According to Downdetector, a site that tracks internet problems, Amazon, Snapchat, Facebook and Delta Airlines were among the first hits. Air travel customers said they couldn’t check in for flights or see their reservations. In the U.K., customers from banks like Lloyds and Halifax reported login failures.
Amazon said the problem came from an internal system that checks the health of its network load balancers. At 4:26 a.m. ET, Amazon flagged a development of a widespread issue. The company explained that it was already working on fixes and later announced that AWS services were back to normal by 6:01 p.m. ET, although some systems still needed time to clear message backlogs.

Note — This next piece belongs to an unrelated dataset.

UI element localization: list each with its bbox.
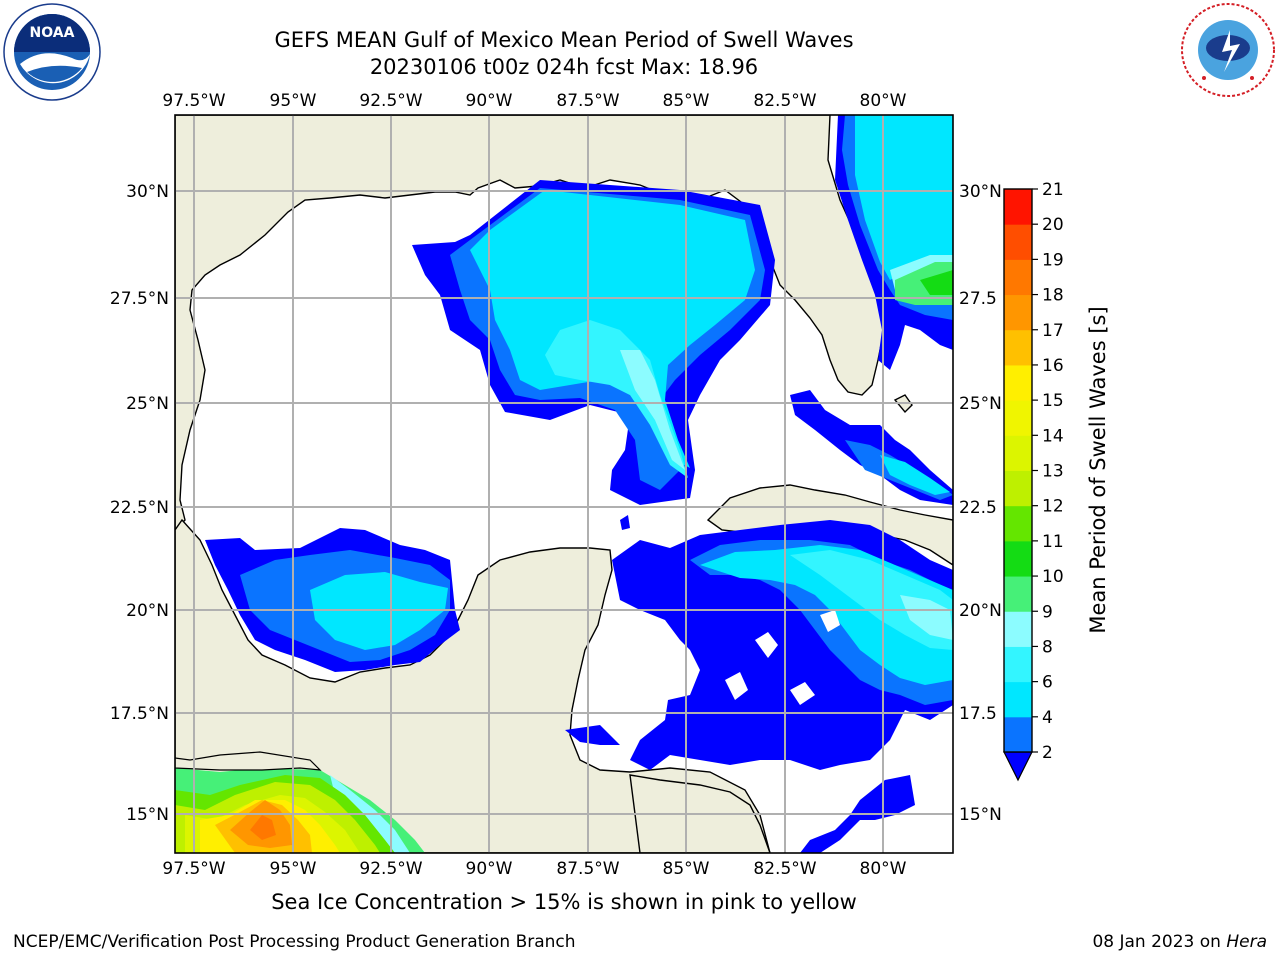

The issue started in Amazon’s us-east-1 region, one of its largest data centers in Virginia. At 4:26 a.m. ET, Amazon flagged “significant error rates for requests made to the DynamoDB endpoint,” According to time.com, showing how one glitch in a single region could affect millions of users around the world.
The outage that hit U.S. cities the hardest, included New York, San Francisco and Los Angeles, according to Downdetector data. Nearly half of all global reports came from the East Coast.
Gaming apps and websites like Fortnite, Roblox and Clash of Clans also saw spikes in outage reports. Social media platforms such as Snapchat, Facebook and Reddit were heavily affected, with Snapchat alone seeing more than 7,000 reports at its peak. Even Microsoft 365, Duolingo, Hinge, Ring Zoom and Slack users experienced disruptions.
On school campuses, the effects were easy to notice. Many students rely on cloud services like Canvas, Turnitin and Google Workspace—all of these services depend on AWS for hosting. Homework uploads stalled, emails failed to send and communication platforms became slower. Teachers had to adjust lessons, and students had to wait for services to come back online before finishing assignments or submitting work.
By late afternoon, most systems were back online, but schools and businesses were still catching up. The outage caused delays in grading, scheduling and digital communication. Some teachers reported losing progress on documents. Others needed to redo attendance or reset classroom activities once the systems loaded again.
The outage revealed how dependent daily life has become on cloud-based networks. It showed that a single technical problem can interrupt routines across education, travel and banking. From schools to banks, airlines, and entertainment platforms, much of modern life now relies on systems managed by a single company. For many people, the outage served as a reminder that he tools that we use every day can fail without warning.